The legal challenges follow a trend that Baude and Bray say they find worrisome, in which states are too easily allowed to challenge a federal action they disagree with.
If the justices side with the states and overlook their shaky legal standing, the professors write, the Supreme Court risks sitting “in constant judgment of every major executive action — which is not its constitutional role.”
More than 10 other amici curiae briefs have been filed with the Supreme Court in support of the president’s loan forgiveness plan.
A former U.S. representative from California, George Miller, filed one of those defenses, arguing that the Heroes Act of 2003 allows the Biden administration to carry out its plan.
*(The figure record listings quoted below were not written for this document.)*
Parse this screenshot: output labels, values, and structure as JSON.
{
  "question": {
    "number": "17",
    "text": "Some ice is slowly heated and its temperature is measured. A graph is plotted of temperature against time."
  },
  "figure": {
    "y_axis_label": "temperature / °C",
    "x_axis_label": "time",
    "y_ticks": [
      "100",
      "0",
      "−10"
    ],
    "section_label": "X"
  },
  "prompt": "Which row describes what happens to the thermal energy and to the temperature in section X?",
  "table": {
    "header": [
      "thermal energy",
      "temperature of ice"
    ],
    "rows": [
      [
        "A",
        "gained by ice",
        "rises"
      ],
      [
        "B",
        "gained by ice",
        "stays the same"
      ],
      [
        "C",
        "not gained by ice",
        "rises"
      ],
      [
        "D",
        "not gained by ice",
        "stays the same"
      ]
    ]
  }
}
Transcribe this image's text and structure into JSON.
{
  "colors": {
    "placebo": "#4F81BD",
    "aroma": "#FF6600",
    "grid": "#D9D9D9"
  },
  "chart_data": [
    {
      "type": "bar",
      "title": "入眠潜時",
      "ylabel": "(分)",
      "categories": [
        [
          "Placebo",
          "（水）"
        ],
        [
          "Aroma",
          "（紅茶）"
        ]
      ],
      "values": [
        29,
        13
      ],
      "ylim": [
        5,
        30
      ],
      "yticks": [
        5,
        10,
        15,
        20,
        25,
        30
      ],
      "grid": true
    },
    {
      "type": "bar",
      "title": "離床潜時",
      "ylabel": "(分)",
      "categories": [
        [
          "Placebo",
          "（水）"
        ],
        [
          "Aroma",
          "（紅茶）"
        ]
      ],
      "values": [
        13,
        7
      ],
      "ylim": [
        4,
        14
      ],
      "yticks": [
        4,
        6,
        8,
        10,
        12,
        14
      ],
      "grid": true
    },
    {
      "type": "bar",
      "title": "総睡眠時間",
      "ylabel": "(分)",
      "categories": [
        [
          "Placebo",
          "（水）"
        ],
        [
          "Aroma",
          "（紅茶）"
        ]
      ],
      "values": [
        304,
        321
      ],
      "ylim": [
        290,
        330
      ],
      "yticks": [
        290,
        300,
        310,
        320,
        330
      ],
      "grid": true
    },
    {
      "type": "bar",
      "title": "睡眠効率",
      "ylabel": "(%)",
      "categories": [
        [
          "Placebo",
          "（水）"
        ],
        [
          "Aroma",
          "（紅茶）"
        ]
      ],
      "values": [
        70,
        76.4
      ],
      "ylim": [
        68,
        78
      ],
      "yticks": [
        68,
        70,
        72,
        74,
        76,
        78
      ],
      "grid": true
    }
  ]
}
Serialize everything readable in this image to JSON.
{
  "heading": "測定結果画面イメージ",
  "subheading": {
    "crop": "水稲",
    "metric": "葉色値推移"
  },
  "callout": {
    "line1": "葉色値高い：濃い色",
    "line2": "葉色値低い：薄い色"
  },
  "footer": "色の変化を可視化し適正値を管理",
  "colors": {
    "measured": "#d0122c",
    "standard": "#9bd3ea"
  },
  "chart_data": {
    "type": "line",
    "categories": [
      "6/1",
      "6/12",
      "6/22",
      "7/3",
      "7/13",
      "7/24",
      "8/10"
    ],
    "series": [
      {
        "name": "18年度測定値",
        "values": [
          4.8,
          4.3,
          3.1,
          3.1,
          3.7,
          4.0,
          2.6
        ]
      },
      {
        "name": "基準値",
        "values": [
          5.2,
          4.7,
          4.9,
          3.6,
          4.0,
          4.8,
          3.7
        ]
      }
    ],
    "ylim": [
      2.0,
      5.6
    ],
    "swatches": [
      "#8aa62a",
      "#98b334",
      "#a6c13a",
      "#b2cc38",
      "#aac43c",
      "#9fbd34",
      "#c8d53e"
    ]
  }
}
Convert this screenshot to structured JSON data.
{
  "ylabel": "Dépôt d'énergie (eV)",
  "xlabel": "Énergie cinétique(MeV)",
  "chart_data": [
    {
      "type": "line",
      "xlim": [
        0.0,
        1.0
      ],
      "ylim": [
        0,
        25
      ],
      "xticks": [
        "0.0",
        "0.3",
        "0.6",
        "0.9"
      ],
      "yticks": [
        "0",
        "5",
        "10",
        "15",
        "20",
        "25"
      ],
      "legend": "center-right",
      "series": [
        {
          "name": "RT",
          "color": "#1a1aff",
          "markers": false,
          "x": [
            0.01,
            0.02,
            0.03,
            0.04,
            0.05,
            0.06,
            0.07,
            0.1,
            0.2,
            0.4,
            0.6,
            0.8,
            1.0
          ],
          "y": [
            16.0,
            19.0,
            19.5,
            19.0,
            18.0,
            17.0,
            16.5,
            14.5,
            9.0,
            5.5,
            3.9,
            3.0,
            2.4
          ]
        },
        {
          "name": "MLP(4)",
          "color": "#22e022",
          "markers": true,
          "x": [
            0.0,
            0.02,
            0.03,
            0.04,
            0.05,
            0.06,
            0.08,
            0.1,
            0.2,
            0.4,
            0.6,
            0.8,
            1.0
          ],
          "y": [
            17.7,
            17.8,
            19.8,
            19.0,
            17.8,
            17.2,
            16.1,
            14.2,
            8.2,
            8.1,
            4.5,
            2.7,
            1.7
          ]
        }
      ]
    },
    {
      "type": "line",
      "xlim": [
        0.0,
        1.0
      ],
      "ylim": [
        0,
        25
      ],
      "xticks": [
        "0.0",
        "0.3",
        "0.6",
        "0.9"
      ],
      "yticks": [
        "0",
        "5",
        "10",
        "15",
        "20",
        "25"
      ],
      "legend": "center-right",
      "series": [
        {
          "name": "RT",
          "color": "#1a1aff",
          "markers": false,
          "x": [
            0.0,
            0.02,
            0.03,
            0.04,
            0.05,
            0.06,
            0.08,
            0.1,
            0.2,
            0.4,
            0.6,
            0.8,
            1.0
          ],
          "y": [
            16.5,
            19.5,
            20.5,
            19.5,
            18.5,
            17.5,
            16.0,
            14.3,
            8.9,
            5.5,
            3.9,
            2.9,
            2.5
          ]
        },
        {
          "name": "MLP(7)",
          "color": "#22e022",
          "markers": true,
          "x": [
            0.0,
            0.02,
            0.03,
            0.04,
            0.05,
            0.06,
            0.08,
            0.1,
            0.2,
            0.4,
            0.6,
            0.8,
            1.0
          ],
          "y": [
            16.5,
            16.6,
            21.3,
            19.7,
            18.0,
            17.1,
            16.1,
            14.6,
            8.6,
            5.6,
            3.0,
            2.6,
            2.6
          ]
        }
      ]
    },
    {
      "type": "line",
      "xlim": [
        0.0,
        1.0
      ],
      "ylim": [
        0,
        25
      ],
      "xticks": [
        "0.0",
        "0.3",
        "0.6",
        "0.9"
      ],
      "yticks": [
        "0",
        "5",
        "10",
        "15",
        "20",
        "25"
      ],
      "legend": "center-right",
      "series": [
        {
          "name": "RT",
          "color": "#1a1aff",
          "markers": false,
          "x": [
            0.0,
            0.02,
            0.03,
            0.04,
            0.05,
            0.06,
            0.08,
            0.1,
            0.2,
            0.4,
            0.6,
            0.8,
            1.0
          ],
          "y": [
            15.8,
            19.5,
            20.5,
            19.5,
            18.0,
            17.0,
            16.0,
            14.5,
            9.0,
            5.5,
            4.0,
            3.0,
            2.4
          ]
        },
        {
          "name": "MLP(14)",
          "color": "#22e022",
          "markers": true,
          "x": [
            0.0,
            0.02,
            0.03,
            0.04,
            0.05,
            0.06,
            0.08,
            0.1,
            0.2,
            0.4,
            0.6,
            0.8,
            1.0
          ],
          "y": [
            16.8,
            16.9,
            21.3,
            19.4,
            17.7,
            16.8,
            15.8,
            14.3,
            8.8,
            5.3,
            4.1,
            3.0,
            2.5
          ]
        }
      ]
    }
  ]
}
Miller was a co-sponsor of that legislation.
“The Heroes Act gives the Secretary of Education the authority to ‘waive or modify any statutory or regulatory provision’ regarding federal student-loan programs ‘as the Secretary deems necessary in connection with a … national emergency,'” Miller wrote in his amicus curiae brief. The country has been operating under an emergency declaration due to Covid since March 2020.
The Biden administration has cited the Heroes Act of 2003 as the law that grants it permission to carry out its loan forgiveness plan, saying that the public health crisis has caused considerable financial harm to student loan borrowers and that its debt cancellation is necessary to stave off a historic rise in delinquencies and defaults.
More than 20 state attorneys general argue in their brief that “the relief offered to borrowers falls squarely within the authority Congress gave the Secretary to address such emergencies.”
“The Secretary’s action here is appropriately calibrated to ensure that the borrowers who have been hardest hit during the pandemic will not needlessly default on their student loans and suffer the attendant cascade of economic harms,” the attorneys general wrote.
The justices will hear oral arguments Feb. 28.